Tuniu recently shared its three-year expansion plan, and it included its decision to cover 1,000 departure cities. This target swelled after the company confirmed US$500 million investment from a group of investors. This was confirmed by Conor Yang, Tuniu’s CFO during the company’s Q1earnings call.

Tuniu highlighted that its regional expansion strategy is paying off, with new cities where the team introduced regional service centers in 2014 contributed to over 12% of gross bookings in the January-March period. Overall, the total number of trips sold by Tuniu from 1,276,000 in 2013 to over 2,182,000 last year.

“… we opened a lot (of regional service centers) in the fourth quarter last year.  As of Q1, we have like close to 80, but our plan, this time, we are preparing for opening many more. Our target is at least to increase to about 200 departing cities as regional service center by (the) end of this year,” said Yang. He also mentioned that the original target was 125, but the figure was revised to 200 post the new investment.  At the end of last year, there were 75 regional service centers located in 73 cities across China.  Yang mentioned considering the performance of these centers, the company expects to reap the benefits of major expansion in this arena in a big way once the figure of 1000 cities is touched.

He said the penetration would eventually happen to third-tier, and even fourth tier and fifth-tier cities. “China is very big, (there is) a lot of untapped market that we need to penetrate,” he added, declining to give a specific number on the top-line growth via expansion. “But our belief is that (it) will be very helpful,” he said.

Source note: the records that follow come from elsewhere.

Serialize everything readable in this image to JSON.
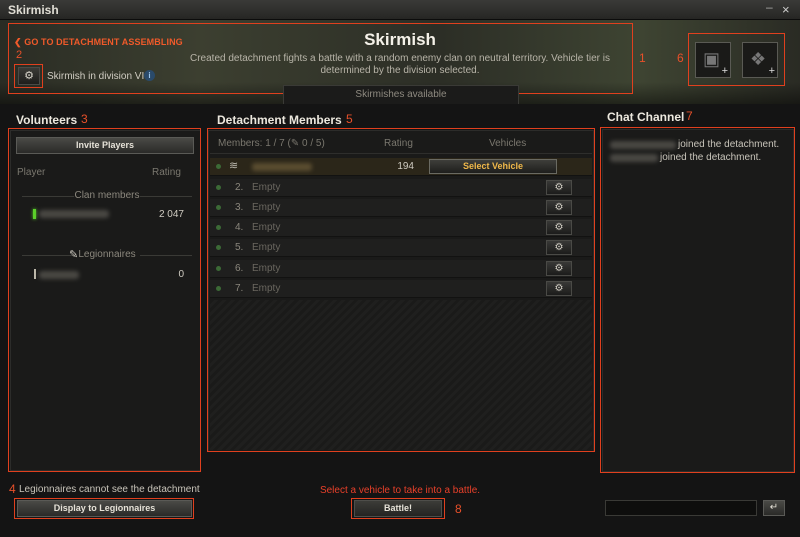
{
  "window": {
    "title": "Skirmish",
    "minimize": "–",
    "close": "×"
  },
  "header": {
    "back_link": "❮ GO TO DETACHMENT ASSEMBLING",
    "title": "Skirmish",
    "description": "Created detachment fights a battle with a random enemy clan on neutral territory. Vehicle tier is determined by the division selected.",
    "division": "Skirmish in division VI",
    "info_icon": "i",
    "availability_tab": "Skirmishes available",
    "settings_icon": "⚙",
    "icon_tiles": [
      {
        "icon": "tank-hull-icon",
        "glyph": "▣",
        "plus": "+"
      },
      {
        "icon": "consumable-icon",
        "glyph": "❖",
        "plus": "+"
      }
    ]
  },
  "annotations": [
    "1",
    "2",
    "3",
    "4",
    "5",
    "6",
    "7",
    "8"
  ],
  "volunteers": {
    "title": "Volunteers",
    "invite_button": "Invite Players",
    "col_player": "Player",
    "col_rating": "Rating",
    "clan_members_label": "Clan members",
    "clan_member": {
      "rating": "2 047"
    },
    "legionnaires_label": "Legionnaires",
    "legionnaire": {
      "rating": "0"
    }
  },
  "detachment": {
    "title": "Detachment Members",
    "members_count": "Members: 1 / 7 (",
    "legion_count": " 0 / 5)",
    "col_rating": "Rating",
    "col_vehicles": "Vehicles",
    "first_member": {
      "rating": "194",
      "select_vehicle": "Select Vehicle"
    },
    "empty_slots": [
      {
        "num": "2.",
        "label": "Empty"
      },
      {
        "num": "3.",
        "label": "Empty"
      },
      {
        "num": "4.",
        "label": "Empty"
      },
      {
        "num": "5.",
        "label": "Empty"
      },
      {
        "num": "6.",
        "label": "Empty"
      },
      {
        "num": "7.",
        "label": "Empty"
      }
    ]
  },
  "chat": {
    "title": "Chat Channel",
    "messages": [
      {
        "text": "joined the detachment."
      },
      {
        "text": "joined the detachment."
      }
    ],
    "send_glyph": "↵"
  },
  "footer": {
    "legionnaires_note": "Legionnaires cannot see the detachment",
    "display_button": "Display to Legionnaires",
    "select_message": "Select a vehicle to take into a battle.",
    "battle_button": "Battle!"
  }
}
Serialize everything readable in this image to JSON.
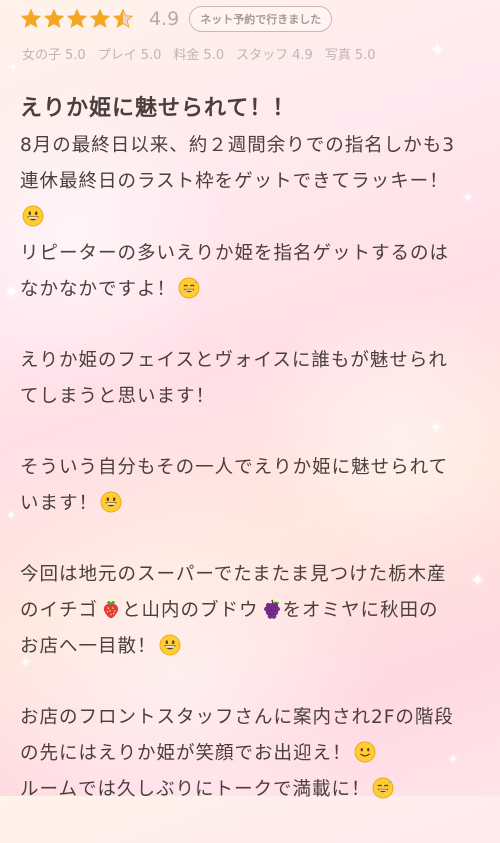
{
  "review": {
    "rating": {
      "stars_filled": 4.5,
      "stars_total": 5,
      "value": "4.9",
      "star_color": "#f5a623",
      "star_empty_color": "#e8d5d0"
    },
    "reservation_badge": "ネット予約で行きました",
    "scores": [
      {
        "label": "女の子",
        "value": "5.0"
      },
      {
        "label": "プレイ",
        "value": "5.0"
      },
      {
        "label": "料金",
        "value": "5.0"
      },
      {
        "label": "スタッフ",
        "value": "4.9"
      },
      {
        "label": "写真",
        "value": "5.0"
      }
    ],
    "title": "えりか姫に魅せられて！！",
    "paragraphs": [
      {
        "lines": [
          {
            "text": "8月の最終日以来、約２週間余りでの指名しかも3"
          },
          {
            "text": "連休最終日のラスト枠をゲットできてラッキー！"
          },
          {
            "text": "",
            "emoji": "grinning-face-icon"
          },
          {
            "text": "リピーターの多いえりか姫を指名ゲットするのは"
          },
          {
            "text": "なかなかですよ！",
            "emoji": "grinning-sweat-icon"
          }
        ]
      },
      {
        "lines": [
          {
            "text": "えりか姫のフェイスとヴォイスに誰もが魅せられ"
          },
          {
            "text": "てしまうと思います！"
          }
        ]
      },
      {
        "lines": [
          {
            "text": "そういう自分もその一人でえりか姫に魅せられて"
          },
          {
            "text": "います！",
            "emoji": "grinning-face-icon"
          }
        ]
      },
      {
        "lines": [
          {
            "text": "今回は地元のスーパーでたまたま見つけた栃木産"
          },
          {
            "text": "のイチゴ",
            "emoji": "strawberry-icon",
            "after": "と山内のブドウ",
            "emoji2": "grapes-icon",
            "after2": "をオミヤに秋田の"
          },
          {
            "text": "お店へ一目散！",
            "emoji": "grinning-face-icon"
          }
        ]
      },
      {
        "lines": [
          {
            "text": "お店のフロントスタッフさんに案内され2Fの階段"
          },
          {
            "text": "の先にはえりか姫が笑顔でお出迎え！",
            "emoji": "slightly-smiling-icon"
          },
          {
            "text": "ルームでは久しぶりにトークで満載に！",
            "emoji": "grinning-sweat-icon"
          }
        ]
      }
    ]
  }
}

He indicated that in terms of the bottomline, the performance of regional strategy so far has been positive. This is the investment phase and as Tuniu continues to invest more, in the short term this is expected to “also have an impact on the bottomline, the trade-off will be have a higher topline going forward”. “So in terms of when will be the breakeven period of time we do not give a specific guidance on that, but as we continue to grow faster and we should be able to see certain leverage start to kick in, that the level of loss ratio will start to improve from next year,” Yang said.

The regional centers are also contributing in supplier quality check. The service centers keep a tab on the performance of suppliers (assesses popularity, quality and price competitiveness), and coordinate with them to improve service quality. This can also lead to termination in case the performance isn’t up to the mark.

Other highlights at this juncture include:

Service network: Tuniu acknowledges the significance of service network that also includes a call center in Nanjing, and a regional call center in Guangzhou. At the end of 2014, there were around 650 trained tour advisors to aid customers throughout their booking process.

Buoyed by JD.com’s recent decision to become its largest shareholder as well as becoming the exclusive operator of its leisure travel channel, Tuniu is gearing up to improve on several counts. Be it for product development, user experience and its portfolio of multiple online and offline channels, Tuniu intends to leverage JD’s strength.

Supplier relations: Tuniu, which follows an open-source procurement strategy, was associated with 6,000 travel suppliers at the end of last year. The suppliers generally pay rebates based on business volume, and some suppliers require prepayments for reserving tour availabilities. Tuniu has a proprietary N-Booking system, accessible via web and mobile, for suppliers. One of the highlights of this system is data analysis. This means that suppliers can evaluate behavior of users based on their browsing history along with an option to keep track of traffic brought to the travel products supplied by them and assess the overall competitiveness of different travel products.

Dynamic packaging: Another highlight is a system in place that lets users avail trip components from different suppliers for a customized trip. The system relies on algorithms and past customer data for choices based on their ascertainable behavior, according to the team. Tuniu believes this is one of its kind dynamic packaging system in China.